Zins-Stress
Seit fast 40 Jahren ist der Verfasser dieser Zeilen Abonnent des „Handelsblatt“. Aber keiner der Namen, mit denen die entsprechenden Beiträge in der heutigen Ausgabe des Wirtschaftsblattes gekennzeichnet sind, sagt ihm etwas. Ein untrügliches Zeichen, dass der Verfasser dieser Zeilen alt wird und ihm wohlbekannte Namen unter den Handelsblatt-Redakteuren schlicht und ergreifend deswegen nicht mehr begegnen, weil dieselben längst im verdienten Ruhestand sind.
Genüsslich an seinem Kaffee schlürfend (was geschmacklich den schon etwas verwelkten Aufschnitt von letzter Woche hinreichend überlagerte) machte er heute morgen bei Lektüre des „Handelsblatt“ eine interessante Beobachtung: Was da mehr als ein halbes Dutzend offenbar noch junge Redakteur/innen (oder gibt es inzwischen wohl den Begriff „Redaktierende“?) zu Papier gebracht hatten, strahlte eine auffällige Aufgeregtheit aus, die sich der Verfasser dieser Zeilen zunächst gar nicht erklären konnte. „Sorge um US-Banken wächst“, „Zins-Stress am Häusermarkt“, „Am deutschen Immobilienmarkt drohen Notverkäufe und Privatinsolvenzen“, „Geschäft mit Baukrediten bricht ein“, das sind die Schlagzeilen der ersten Seiten im heutigen „Handelsblatt“. Ehe es auf Seite 6 endlich wieder in die Niederungen des alltäglichen Lebens geht: „Anklage gegen Ex-US-Präsidenten: Gefängnis oder Weißes Haus?“
Die Zinsen 10-jähriger Hypotheken sind, wie man der entsprechenden Grafik im heutigen „Handelsblatt“ entnehmen kann, von 0,75 % Anfang 2021 inzwischen auf 3,77 % p.a. gestiegen. Der Verfasser dieser Zeilen sieht da eigentlich keinen Grund, in Panik zu verfallen. Als er 1977/78 seine erste Eigentumswohnung kaufte und finanzierte, hatte er das unverschämte Glück, in einem absoluten Zinstal zu landen und „nur“ etwas über 6 % p.a. für eine 10-jährige Hypothek zu zahlen. Kurz davor 1973/74 und kurz danach 1980/81 betrugen die Effektivzinsen für Hauskäufer jeweils 11,5 % p.a. Dennoch ist nicht überliefert, dass mehr als eine verschwindend geringe Minderheit der Häuslebauer der 1980er Jahre aus der Not geboren in Zelten im Stadtpark campieren musste, weil sie sich die Hütte ihrer Träume nicht mehr leisten konnte.

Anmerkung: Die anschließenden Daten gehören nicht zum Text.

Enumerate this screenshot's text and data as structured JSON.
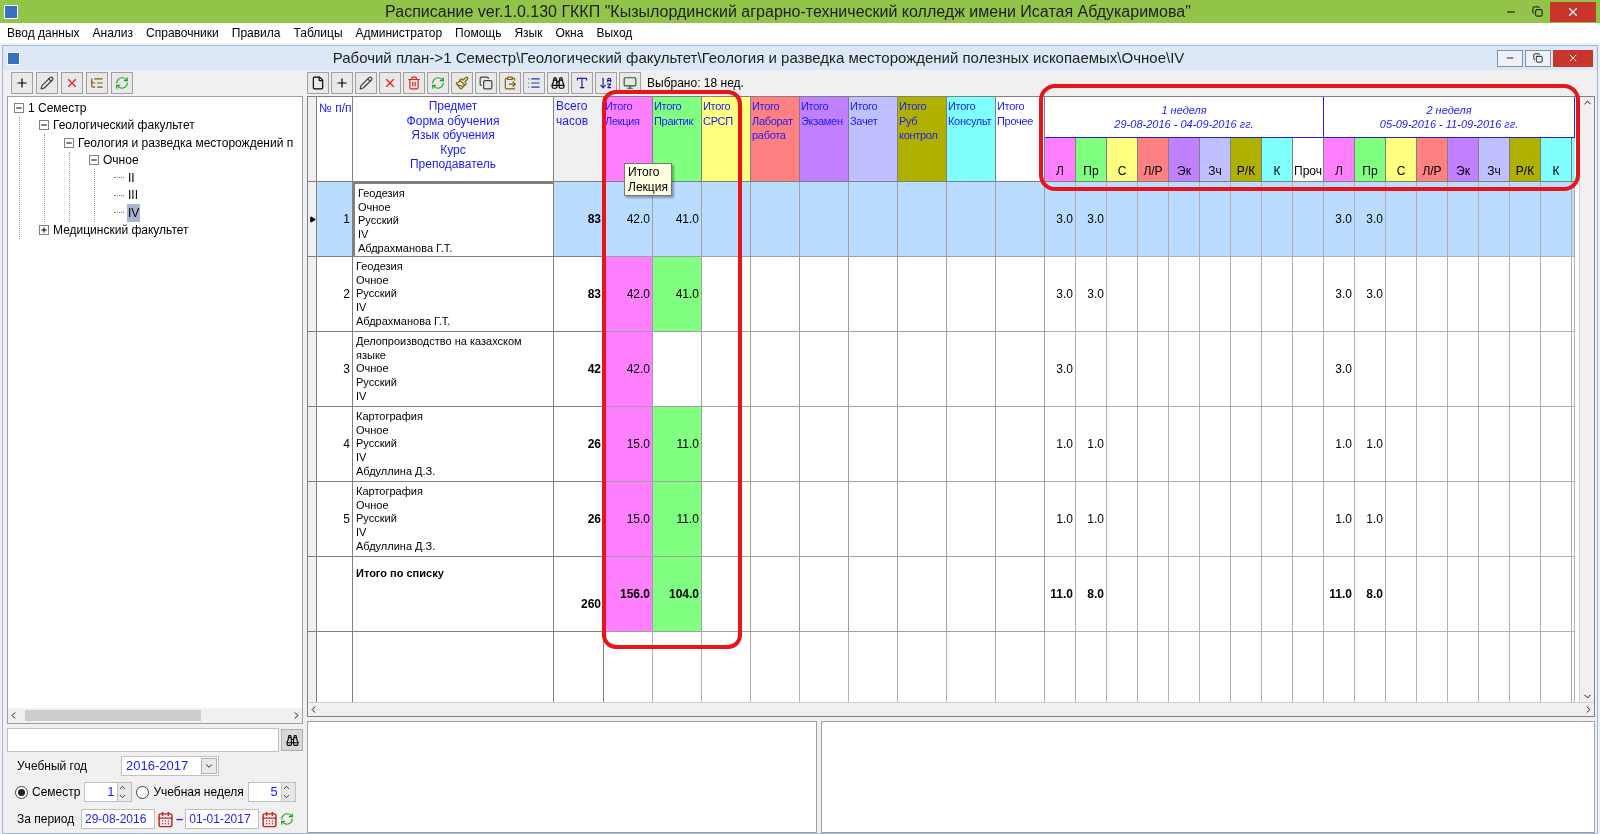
{
  "app": {
    "title": "Расписание ver.1.0.130 ГККП \"Кызылординский аграрно-технический колледж имени Исатая Абдукаримова\""
  },
  "menu": [
    "Ввод данных",
    "Анализ",
    "Справочники",
    "Правила",
    "Таблицы",
    "Администратор",
    "Помощь",
    "Язык",
    "Окна",
    "Выход"
  ],
  "window": {
    "title": "Рабочий план->1 Семестр\\Геологический факультет\\Геология и разведка месторождений полезных ископаемых\\Очное\\IV"
  },
  "tree": [
    {
      "label": "1 Семестр",
      "expanded": true,
      "selected": false,
      "children": [
        {
          "label": "Геологический факультет",
          "expanded": true,
          "selected": false,
          "children": [
            {
              "label": "Геология и разведка месторождений п",
              "expanded": true,
              "selected": false,
              "children": [
                {
                  "label": "Очное",
                  "expanded": true,
                  "selected": false,
                  "children": [
                    {
                      "label": "II",
                      "selected": false
                    },
                    {
                      "label": "III",
                      "selected": false
                    },
                    {
                      "label": "IV",
                      "selected": true
                    }
                  ]
                }
              ]
            }
          ]
        },
        {
          "label": "Медицинский факультет",
          "expanded": false,
          "selected": false
        }
      ]
    }
  ],
  "filters": {
    "year_label": "Учебный год",
    "year": "2016-2017",
    "modes": [
      {
        "label": "Семестр",
        "value": "1",
        "selected": true
      },
      {
        "label": "Учебная неделя",
        "value": "5",
        "selected": false
      }
    ],
    "period_label": "За период",
    "from": "29-08-2016",
    "separator": "–",
    "to": "01-01-2017"
  },
  "toolbar": {
    "status": "Выбрано: 18 нед."
  },
  "table": {
    "headers": {
      "number": "№ п/п",
      "subject": [
        "Предмет",
        "Форма обучения",
        "Язык обучения",
        "Курс",
        "Преподаватель"
      ],
      "total": [
        "Всего",
        "часов"
      ]
    },
    "summary_columns": [
      {
        "lines": [
          "Итого",
          "Лекция"
        ],
        "color": "#ff80ff"
      },
      {
        "lines": [
          "Итого",
          "Практик"
        ],
        "color": "#80ff80"
      },
      {
        "lines": [
          "Итого",
          "СРСП"
        ],
        "color": "#ffff80"
      },
      {
        "lines": [
          "Итого",
          "Лаборат",
          "работа"
        ],
        "color": "#ff8080"
      },
      {
        "lines": [
          "Итого",
          "Экзамен"
        ],
        "color": "#c080ff"
      },
      {
        "lines": [
          "Итого",
          "Зачет"
        ],
        "color": "#c0c0ff"
      },
      {
        "lines": [
          "Итого",
          "Руб",
          "контрол"
        ],
        "color": "#b0b000"
      },
      {
        "lines": [
          "Итого",
          "Консульт"
        ],
        "color": "#80ffff"
      },
      {
        "lines": [
          "Итого",
          "Прочее"
        ],
        "color": "#ffffff"
      }
    ],
    "weeks": [
      {
        "title": "1 неделя",
        "dates": "29-08-2016 - 04-09-2016 гг.",
        "subcolumns": [
          {
            "label": "Л",
            "color": "#ff80ff"
          },
          {
            "label": "Пр",
            "color": "#80ff80"
          },
          {
            "label": "С",
            "color": "#ffff80"
          },
          {
            "label": "Л/Р",
            "color": "#ff8080"
          },
          {
            "label": "Эк",
            "color": "#c080ff"
          },
          {
            "label": "Зч",
            "color": "#c0c0ff"
          },
          {
            "label": "Р/К",
            "color": "#b0b000"
          },
          {
            "label": "К",
            "color": "#80ffff"
          },
          {
            "label": "Проч",
            "color": "#ffffff"
          }
        ]
      },
      {
        "title": "2 неделя",
        "dates": "05-09-2016 - 11-09-2016 гг.",
        "subcolumns": [
          {
            "label": "Л",
            "color": "#ff80ff"
          },
          {
            "label": "Пр",
            "color": "#80ff80"
          },
          {
            "label": "С",
            "color": "#ffff80"
          },
          {
            "label": "Л/Р",
            "color": "#ff8080"
          },
          {
            "label": "Эк",
            "color": "#c080ff"
          },
          {
            "label": "Зч",
            "color": "#c0c0ff"
          },
          {
            "label": "Р/К",
            "color": "#b0b000"
          },
          {
            "label": "К",
            "color": "#80ffff"
          }
        ]
      }
    ],
    "rows": [
      {
        "number": "1",
        "selected": true,
        "subject": [
          "Геодезия",
          "Очное",
          "Русский",
          "IV",
          "Абдрахманова Г.Т."
        ],
        "total": "83",
        "summary": [
          "42.0",
          "41.0"
        ],
        "weeks": [
          [
            "3.0",
            "3.0"
          ],
          [
            "3.0",
            "3.0"
          ]
        ]
      },
      {
        "number": "2",
        "selected": false,
        "subject": [
          "Геодезия",
          "Очное",
          "Русский",
          "IV",
          "Абдрахманова Г.Т."
        ],
        "total": "83",
        "summary": [
          "42.0",
          "41.0"
        ],
        "weeks": [
          [
            "3.0",
            "3.0"
          ],
          [
            "3.0",
            "3.0"
          ]
        ]
      },
      {
        "number": "3",
        "selected": false,
        "subject": [
          "Делопроизводство на казахском языке",
          "Очное",
          "Русский",
          "IV"
        ],
        "total": "42",
        "summary": [
          "42.0"
        ],
        "weeks": [
          [
            "3.0"
          ],
          [
            "3.0"
          ]
        ]
      },
      {
        "number": "4",
        "selected": false,
        "subject": [
          "Картография",
          "Очное",
          "Русский",
          "IV",
          "Абдуллина Д.З."
        ],
        "total": "26",
        "summary": [
          "15.0",
          "11.0"
        ],
        "weeks": [
          [
            "1.0",
            "1.0"
          ],
          [
            "1.0",
            "1.0"
          ]
        ]
      },
      {
        "number": "5",
        "selected": false,
        "subject": [
          "Картография",
          "Очное",
          "Русский",
          "IV",
          "Абдуллина Д.З."
        ],
        "total": "26",
        "summary": [
          "15.0",
          "11.0"
        ],
        "weeks": [
          [
            "1.0",
            "1.0"
          ],
          [
            "1.0",
            "1.0"
          ]
        ]
      }
    ],
    "totals": {
      "label": "Итого по списку",
      "total": "260",
      "summary": [
        "156.0",
        "104.0"
      ],
      "weeks": [
        [
          "11.0",
          "8.0"
        ],
        [
          "11.0",
          "8.0"
        ]
      ]
    },
    "tooltip": [
      "Итого",
      "Лекция"
    ]
  }
}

Es dauerte ein bißchen, bis der Verfasser dieser Zeilen endlich begriff, warum die jungen Handelsblatt-Redakteure heute verbal herumflatterten wie ein aufgescheuchter Hühnerhaufen. Sie sind ja ausschließlich geprägt von den Erfahrungen nach der Jahrtausendwende (als die Hypothekenzinsen zum ersten Mal in der Nachkriegszeit überhaupt unter 6 % p.a. zu liegen kamen und schließlich bis fast Null fielen). Sie sind, ohne das geringste dafür zu können, Kinder des Geistes der unseligen Immer-nur-aufwärts-Oekonomie. Eines (Zeit)Geistes, der inzwischen eine Generation lang erheblichen Teilen der Gesellschaft eine vollkommen absurde Wirtschafts- und Kapitalmarktfixierung beschert hat, als ob das ganze Glück des Lebens davon abhinge.

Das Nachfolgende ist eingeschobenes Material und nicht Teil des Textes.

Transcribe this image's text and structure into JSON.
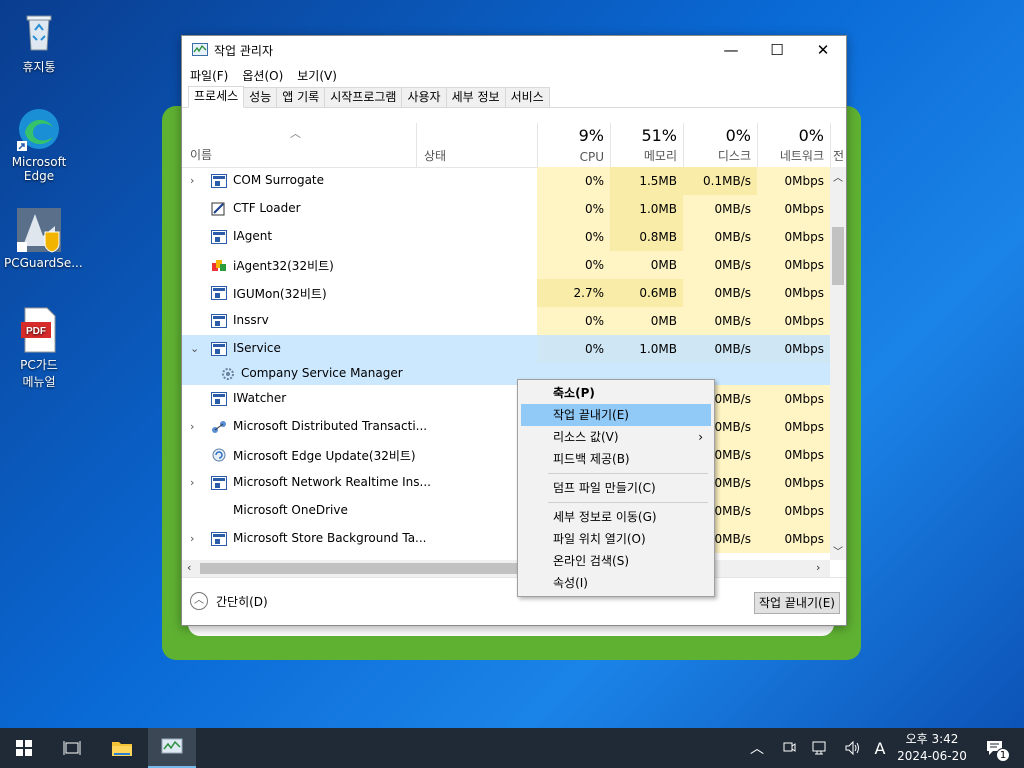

So möchte der Verfasser dieser Zeilen den aufgeregten jungen Handelsblatt-Redakteuren zurufen: Ruhe bewahren! Es geht nicht immer nur aufwärts. Was Ihr da gerade erlebt, nennt man „Zyklus“. Davon stirbt man nicht. Und selbst der Zusammenbruch mehrerer Banken wäre kein Drama. Das Geld ist ja nicht weg. Es fand lediglich eine Umverteilung statt, deren Spielregeln anders waren als es sich der ein oder andere Akteur zuvor gedacht hatte. Spätestens seit der Übernahme der Credit Suisse durch die UBS dürfte auch jedem in Wirtschaftsfragen nicht so versierten Leser einleuchten, wie ich das meine.
Lasset Euch also vom Rübenfeld den ultimativen Trost spenden: Die Welt geht nicht unter. Sie arbeitet nur gerade an der Erschaffung interessanter neuer Möglichkeiten.